Applied Research

Applied research spanning computational modeling, artificial intelligence, and software engineering education, with sustained real-world impact.

Research Focus Areas

  • Computational modeling and inverse problems
  • Machine learning and data mining
  • Generative AI and Large Language Models (LLMs)
  • Agentic AI systems and multi-step reasoning workflows
  • AI-augmented software engineering practices
  • Curriculum transformation in response to generative AI

Foundational Research: Computational Modeling & Inversion

My early research, including doctoral work in the 1990s, focused on large-scale computational modeling and automated interpretation of geophysical data—approaches that closely align with modern optimization, machine learning, and AI-based inference systems.

  • Forward and inverse modeling of borehole geophysical logs, using nonlinear regression with the Levenberg–Marquardt algorithm
  • Automation of resistivity log interpretation for formation evaluation
  • Numerical solution of large linear systems (thousands of equations) derived from partial differential equations
  • High-performance scientific computing implemented from first principles without external numerical libraries

▶ Interactive Forward Modeling Demo (Web Version)
(Modern JavaScript reimplementation of original research code)

This work emphasized model-based reasoning, numerical stability, and computational efficiency—principles that continue to inform current applied AI research.

Current Applied Research Projects Updated 2026

Current projects build on earlier work in computational modeling, optimization, and data-driven systems, extended today through generative and agentic AI technologies.

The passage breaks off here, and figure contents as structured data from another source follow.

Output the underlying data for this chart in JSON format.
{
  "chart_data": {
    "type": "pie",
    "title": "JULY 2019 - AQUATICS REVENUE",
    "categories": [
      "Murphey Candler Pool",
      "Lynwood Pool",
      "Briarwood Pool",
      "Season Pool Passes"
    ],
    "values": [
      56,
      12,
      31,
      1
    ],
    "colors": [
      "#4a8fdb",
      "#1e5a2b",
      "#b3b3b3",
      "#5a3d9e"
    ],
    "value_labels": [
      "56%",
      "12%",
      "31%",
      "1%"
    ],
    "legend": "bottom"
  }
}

Many of these projects are developed in collaboration with senior students through course projects, applied research initiatives, and supervised independent study, providing hands-on experience with real-world AI and software engineering systems.

  • AI Tutors for Enhanced Learning
    Agentic and retrieval-augmented AI systems for personalized, explainable learning.
  • Knowledge-Graph-Driven Curriculum Design
    Modeling curricula, prerequisites, and learning pathways using structured knowledge representations.
  • Agentic AI for Academic and Administrative Support
    AI systems capable of reasoning, retrieval, reflection, and follow-up generation in educational contexts.

Selected Earlier Applied Research Projects

  • Using Institutional Data to Predict Student Performance and Improve Retention
    Applied machine learning and data mining to support evidence-based academic decision-making.
  • Predicting Students at Risk
    Predictive analytics for early intervention and academic success.
  • AI-Enabled GPS Tracking Device for Locating Missing Children
    Prototype development and testing; presented at ARIES Symposium.
  • Online Focus Group Software Platform
    Student-friendly platform integrating qualitative and quantitative research tools.
  • Capstone Projects Website
    Centralized platform for showcasing applied student projects.
  • Educational Career Development Mobile Game
    Co-investigator on a mobile application supporting student engagement and career exploration.
  • Center of Excellence for Data Analytics (CEDA)
    Contributed to the NSERC application supporting institutional data analytics research capacity.